Triboelectric dust detection systems are widely used for monitoring particulate emissions from dust collectors. However, part 1 of this article showed how their use is not limited to dust collector monitoring. Ambient (or fugitive) dust monitoring as well as flow/no flow indicators are other applications for triboelectric detection technology. In part 2 of our article, we will discuss another area where triboelectric technology can be used to the benefit of a facility.
First, lets talk about a common dust collection system problem that many industrial facilities face: Product dropout and buildup.
What is Product Dropout and Why is it so Serious?
In order to move powders in an airstream (dilute phase conveying) the airspeed must stay above a certain speed to keep the dust fully entrained. When the air in the ductwork drops below its minimum conveying velocity the dust will begin to drop out of the air and settle in the ductwork. (For reference list of minimum conveying velocities see Industrial Ventilation: A Manual of Recommended Practice for Design (28th ed.). (2013). Amer Conf of Governmental)
Over time, large amounts of dust can build up, which then negatively affect the entire dust collection system. Eventually, ductwork can collapse under the immense weight of dust accumulations. Large accumulations of dust also reduce the total cross-sectional area in the duct( i.e. block off part of duct), forcing the air to speed up significantly. The now accelerated dust-laden air will quickly erode parts of the ductwork (similar to sandblasting), especially near corners and bends.
Most seriously, large accumulations in the ductwork pose a serious hazard in applications that handle combustible dusts. Piles of dust provide ideal fuel sources for sparks and embers, which can start fires or cause explosions within the ductwork. If an explosion or fire does occur within the ductwork dust accumulations throughout the system can provide ample fuel for propagating the conflagration further downstream, eventually reaching the dust collectors (which can then violently explode) or exhausting out of the system (where it can ignite further fires or directly harm workers or damage property).

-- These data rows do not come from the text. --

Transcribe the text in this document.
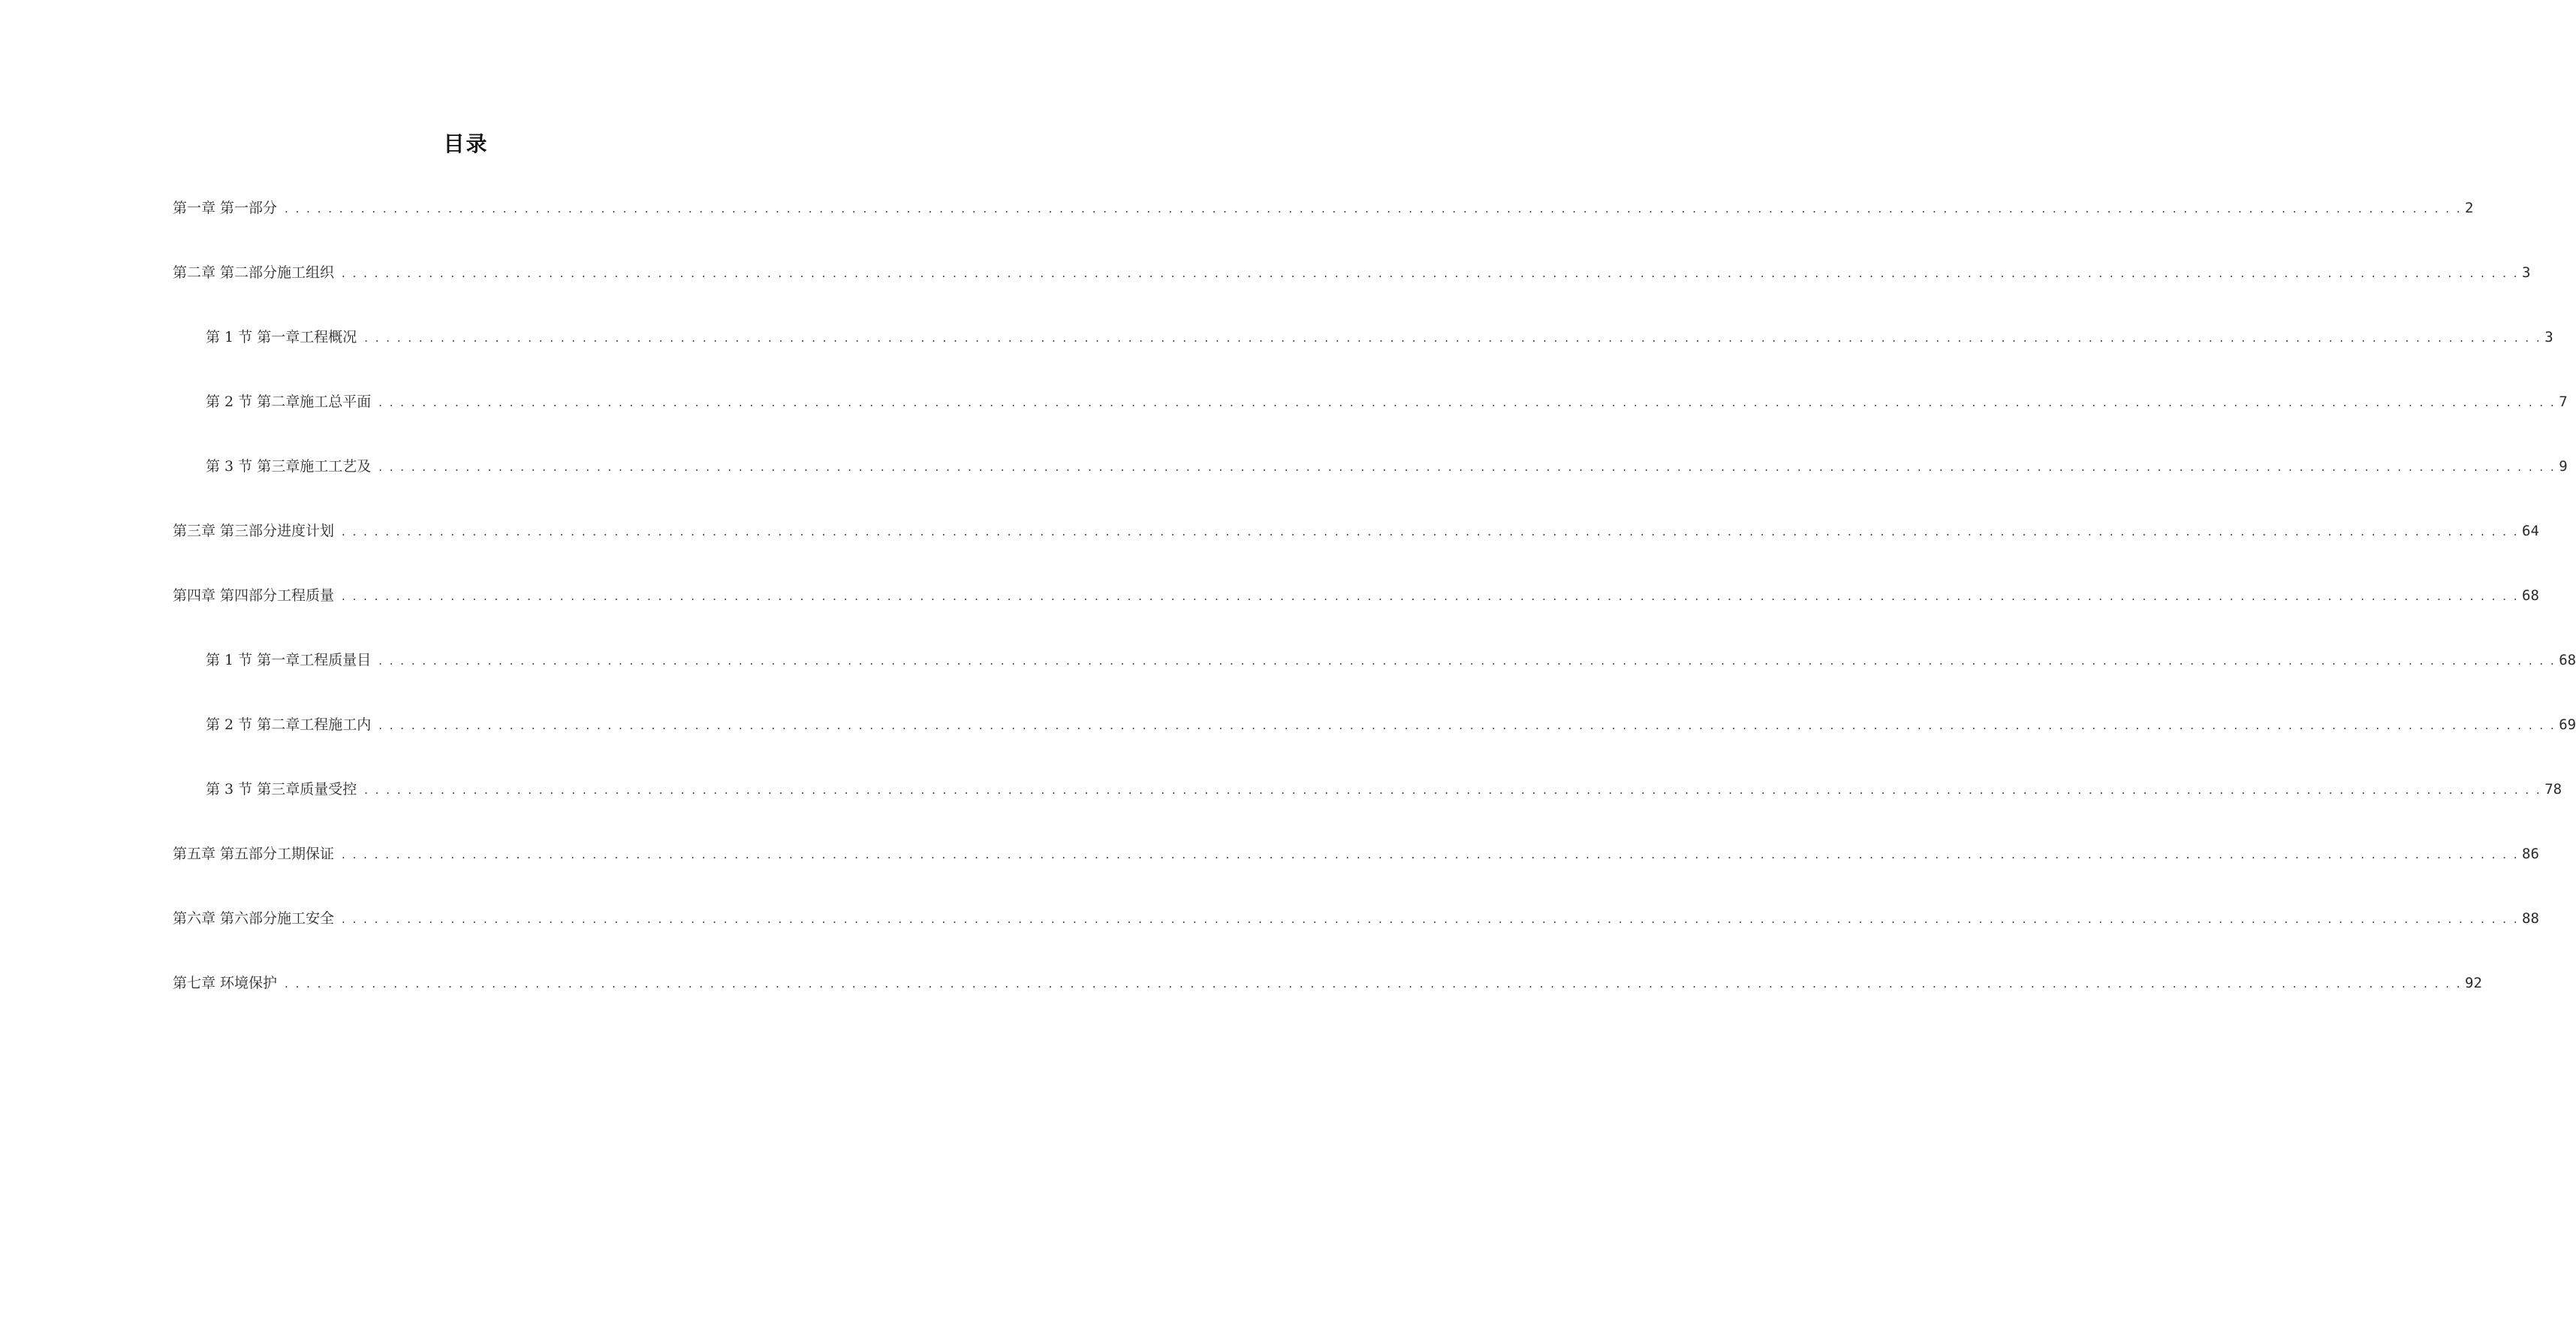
目录
第一章 第一部分 . . . . . . . . . . . . . . . . . . . . . . . . . . . . . . . . . . . . . . . . . . . . . . . . . . . . . . . . . . . . . . . . . . . . . . . . . . . . . . . . . . . . . . . . . . . . . . . . . . . . . . . . . . . . . . . . . . . . . . . . . . . . . . . . . . . . . . . . . . . . . . . . . . . . . . . . . . . . . . . . . . . . . . . . . . . . . . . . . . . . . . . . . . . . . . . . . . . . . . . . 2
第二章 第二部分施工组织 . . . . . . . . . . . . . . . . . . . . . . . . . . . . . . . . . . . . . . . . . . . . . . . . . . . . . . . . . . . . . . . . . . . . . . . . . . . . . . . . . . . . . . . . . . . . . . . . . . . . . . . . . . . . . . . . . . . . . . . . . . . . . . . . . . . . . . . . . . . . . . . . . . . . . . . . . . . . . . . . . . . . . . . . . . . . . . . . . . . . . . . . . . . . . . . . . . . . . . . . 3
第 1 节 第一章工程概况 . . . . . . . . . . . . . . . . . . . . . . . . . . . . . . . . . . . . . . . . . . . . . . . . . . . . . . . . . . . . . . . . . . . . . . . . . . . . . . . . . . . . . . . . . . . . . . . . . . . . . . . . . . . . . . . . . . . . . . . . . . . . . . . . . . . . . . . . . . . . . . . . . . . . . . . . . . . . . . . . . . . . . . . . . . . . . . . . . . . . . . . . . . . . . . . . . . . . . . . . 3
第 2 节 第二章施工总平面 . . . . . . . . . . . . . . . . . . . . . . . . . . . . . . . . . . . . . . . . . . . . . . . . . . . . . . . . . . . . . . . . . . . . . . . . . . . . . . . . . . . . . . . . . . . . . . . . . . . . . . . . . . . . . . . . . . . . . . . . . . . . . . . . . . . . . . . . . . . . . . . . . . . . . . . . . . . . . . . . . . . . . . . . . . . . . . . . . . . . . . . . . . . . . . . . . . . . . . . . 7
第 3 节 第三章施工工艺及 . . . . . . . . . . . . . . . . . . . . . . . . . . . . . . . . . . . . . . . . . . . . . . . . . . . . . . . . . . . . . . . . . . . . . . . . . . . . . . . . . . . . . . . . . . . . . . . . . . . . . . . . . . . . . . . . . . . . . . . . . . . . . . . . . . . . . . . . . . . . . . . . . . . . . . . . . . . . . . . . . . . . . . . . . . . . . . . . . . . . . . . . . . . . . . . . . . . . . . . . 9
第三章 第三部分进度计划 . . . . . . . . . . . . . . . . . . . . . . . . . . . . . . . . . . . . . . . . . . . . . . . . . . . . . . . . . . . . . . . . . . . . . . . . . . . . . . . . . . . . . . . . . . . . . . . . . . . . . . . . . . . . . . . . . . . . . . . . . . . . . . . . . . . . . . . . . . . . . . . . . . . . . . . . . . . . . . . . . . . . . . . . . . . . . . . . . . . . . . . . . . . . . . . . . . . . . . . . 64
第四章 第四部分工程质量 . . . . . . . . . . . . . . . . . . . . . . . . . . . . . . . . . . . . . . . . . . . . . . . . . . . . . . . . . . . . . . . . . . . . . . . . . . . . . . . . . . . . . . . . . . . . . . . . . . . . . . . . . . . . . . . . . . . . . . . . . . . . . . . . . . . . . . . . . . . . . . . . . . . . . . . . . . . . . . . . . . . . . . . . . . . . . . . . . . . . . . . . . . . . . . . . . . . . . . . . 68
第 1 节 第一章工程质量目 . . . . . . . . . . . . . . . . . . . . . . . . . . . . . . . . . . . . . . . . . . . . . . . . . . . . . . . . . . . . . . . . . . . . . . . . . . . . . . . . . . . . . . . . . . . . . . . . . . . . . . . . . . . . . . . . . . . . . . . . . . . . . . . . . . . . . . . . . . . . . . . . . . . . . . . . . . . . . . . . . . . . . . . . . . . . . . . . . . . . . . . . . . . . . . . . . . . . . . . . 68
第 2 节 第二章工程施工内 . . . . . . . . . . . . . . . . . . . . . . . . . . . . . . . . . . . . . . . . . . . . . . . . . . . . . . . . . . . . . . . . . . . . . . . . . . . . . . . . . . . . . . . . . . . . . . . . . . . . . . . . . . . . . . . . . . . . . . . . . . . . . . . . . . . . . . . . . . . . . . . . . . . . . . . . . . . . . . . . . . . . . . . . . . . . . . . . . . . . . . . . . . . . . . . . . . . . . . . . 69
第 3 节 第三章质量受控 . . . . . . . . . . . . . . . . . . . . . . . . . . . . . . . . . . . . . . . . . . . . . . . . . . . . . . . . . . . . . . . . . . . . . . . . . . . . . . . . . . . . . . . . . . . . . . . . . . . . . . . . . . . . . . . . . . . . . . . . . . . . . . . . . . . . . . . . . . . . . . . . . . . . . . . . . . . . . . . . . . . . . . . . . . . . . . . . . . . . . . . . . . . . . . . . . . . . . . . . 78
第五章 第五部分工期保证 . . . . . . . . . . . . . . . . . . . . . . . . . . . . . . . . . . . . . . . . . . . . . . . . . . . . . . . . . . . . . . . . . . . . . . . . . . . . . . . . . . . . . . . . . . . . . . . . . . . . . . . . . . . . . . . . . . . . . . . . . . . . . . . . . . . . . . . . . . . . . . . . . . . . . . . . . . . . . . . . . . . . . . . . . . . . . . . . . . . . . . . . . . . . . . . . . . . . . . . . 86
第六章 第六部分施工安全 . . . . . . . . . . . . . . . . . . . . . . . . . . . . . . . . . . . . . . . . . . . . . . . . . . . . . . . . . . . . . . . . . . . . . . . . . . . . . . . . . . . . . . . . . . . . . . . . . . . . . . . . . . . . . . . . . . . . . . . . . . . . . . . . . . . . . . . . . . . . . . . . . . . . . . . . . . . . . . . . . . . . . . . . . . . . . . . . . . . . . . . . . . . . . . . . . . . . . . . . 88
第七章 环境保护 . . . . . . . . . . . . . . . . . . . . . . . . . . . . . . . . . . . . . . . . . . . . . . . . . . . . . . . . . . . . . . . . . . . . . . . . . . . . . . . . . . . . . . . . . . . . . . . . . . . . . . . . . . . . . . . . . . . . . . . . . . . . . . . . . . . . . . . . . . . . . . . . . . . . . . . . . . . . . . . . . . . . . . . . . . . . . . . . . . . . . . . . . . . . . . . . . . . . . . . . 92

Particle Velocity Monitoring
In view of the foregoing, plant operators should carefully monitor particle velocity as part of a comprehensive effort to prevent product dropout in the ductwork system. To assist them, Auburn Systems has worked hard to develop equipment configurations for monitoring particle velocity.
By combining two triboelectric detector probes spaced a few inches apart, the unified triboelectric system can measure particle flow speeds. These systems have proved durable and reliable in this application as they provide very accurate particle velocity readings (as opposed to just relative airspeed) and are not as susceptible to dust buildup compared to the main alternative (pitot tube systems).
With advanced warning of dropping particle velocities in the system plant operators can be alert to problems before they cause large accumulations to form. (See Footnote)
The evidence we have considered in these two articles clearly shows that value of triboelectric dust monitoring technology extends beyond emissions monitoring. Would you like to know more about how Auburn Systems’ solutions can assist your facility? If so, please read more about our products here or contact us for a free consultation.
Footnote: Why Airspeed May Drop In a Baghouse System
Low airspeed in the ductwork indicates a problem with the dust collection system, usually an overloaded system. Many times outside vendors will undersize a system in order to make their bids more attractive. Other times, plant decision-makers decide to add additional drop points to a system without increasing overall capacity (even small additions such as vacuum hose attachments can use up a large portion of a system’s capacity). Additionally, when the baghouse filters become overloaded and blind off, the resulting increase in pressure drop across the baghouse will result in lower vacuum pressure throughout the system eventually causing lowered velocities towards the furtherest drop points.